The new “Lost” has been re-mastered nicely and never sounded better. Sandman is one of a handful of heritage labels that doesn’t release any old shit. You do need to flip the CD artwork and discard the trademark slipcase to see the cover in its “real” state. The sanitised liners are good as far as they go. The bonuses tracks are generous and eight in number, three of which are early or demo versions of “Everybody Moves”, “As Must Have” and “Free Dirt” (the song that spawned the debut album’s name but was left off.) They all need to be heard. B side cover versions “From a Buick Six” and “When You Dance” (Bob and Neil respectively) make the point that there was a lot more going on inside this band’s collective head than most black-as-a-way-of-life, inner-city types were prepared to acknowledge.

There was a slew of singles from this LP. “Everybody Moves” (album and 7” versions) that did some business on the once ubiquitous Australian Independent Chart but deserved an even better fate. “Towers of Strength” at least was acknowledged by radio hosts HG and Roy on the then-edgy Triple Jay as a tribute to the staying power of King Wally Lewis’ legs as he offloaded a pass. What the band members thought or cared at the time goes unrecorded. I do know that the “Winterland” 45 features the best opening spit of any Aussie single committed to tape. One day Ron will reveal what ended up on the studio floor.

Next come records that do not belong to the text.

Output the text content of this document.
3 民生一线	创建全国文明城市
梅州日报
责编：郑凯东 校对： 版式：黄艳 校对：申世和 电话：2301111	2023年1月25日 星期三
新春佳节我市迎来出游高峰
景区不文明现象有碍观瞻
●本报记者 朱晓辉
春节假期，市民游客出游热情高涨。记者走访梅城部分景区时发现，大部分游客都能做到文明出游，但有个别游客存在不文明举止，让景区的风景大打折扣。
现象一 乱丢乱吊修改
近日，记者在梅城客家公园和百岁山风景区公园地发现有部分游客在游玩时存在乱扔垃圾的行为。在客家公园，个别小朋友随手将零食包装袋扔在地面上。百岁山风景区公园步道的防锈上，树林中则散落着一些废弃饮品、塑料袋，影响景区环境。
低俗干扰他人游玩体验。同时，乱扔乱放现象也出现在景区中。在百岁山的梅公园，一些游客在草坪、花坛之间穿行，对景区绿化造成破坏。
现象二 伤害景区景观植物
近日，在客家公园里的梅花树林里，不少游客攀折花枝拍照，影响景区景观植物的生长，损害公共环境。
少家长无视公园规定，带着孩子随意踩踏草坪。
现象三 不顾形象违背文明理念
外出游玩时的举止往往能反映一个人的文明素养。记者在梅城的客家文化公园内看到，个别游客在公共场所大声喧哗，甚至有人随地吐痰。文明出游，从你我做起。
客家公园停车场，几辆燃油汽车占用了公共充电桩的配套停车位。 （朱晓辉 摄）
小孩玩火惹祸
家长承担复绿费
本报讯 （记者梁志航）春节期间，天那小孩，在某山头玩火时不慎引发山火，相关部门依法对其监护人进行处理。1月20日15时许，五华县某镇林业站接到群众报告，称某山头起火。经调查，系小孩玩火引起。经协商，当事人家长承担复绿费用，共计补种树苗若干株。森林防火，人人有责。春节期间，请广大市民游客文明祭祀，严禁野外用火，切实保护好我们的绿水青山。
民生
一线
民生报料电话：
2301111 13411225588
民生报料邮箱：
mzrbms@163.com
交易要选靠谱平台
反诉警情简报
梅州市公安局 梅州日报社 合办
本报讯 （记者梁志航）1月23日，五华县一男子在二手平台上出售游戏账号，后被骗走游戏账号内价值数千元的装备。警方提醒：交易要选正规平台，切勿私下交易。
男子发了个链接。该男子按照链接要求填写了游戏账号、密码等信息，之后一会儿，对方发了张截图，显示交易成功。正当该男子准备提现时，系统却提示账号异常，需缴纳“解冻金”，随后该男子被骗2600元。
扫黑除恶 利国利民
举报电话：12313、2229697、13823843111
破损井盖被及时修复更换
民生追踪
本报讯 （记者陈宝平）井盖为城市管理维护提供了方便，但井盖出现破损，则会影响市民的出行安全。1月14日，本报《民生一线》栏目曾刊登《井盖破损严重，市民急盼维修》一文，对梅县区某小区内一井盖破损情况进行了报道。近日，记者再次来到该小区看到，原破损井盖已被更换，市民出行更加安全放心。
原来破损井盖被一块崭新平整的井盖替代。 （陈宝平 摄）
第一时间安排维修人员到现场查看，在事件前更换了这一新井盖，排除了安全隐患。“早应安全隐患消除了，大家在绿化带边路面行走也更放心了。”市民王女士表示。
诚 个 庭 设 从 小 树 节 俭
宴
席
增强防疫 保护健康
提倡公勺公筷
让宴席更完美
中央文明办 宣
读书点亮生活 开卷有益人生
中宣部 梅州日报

You can throw accusations that all this is the embittered ranting of a burned out fan who saw the band too many times for his own good and who laments that Died Pretty missed out on commercial success - and you’d be correct. There are reasons why the boat sailed without them – apparently a flawed showcase gig in front of some big label honchos played a part – but ultimately Died Pretty was too good, if not too good looking, for their own good. The sounds and songs on “Lost” will tell you as much.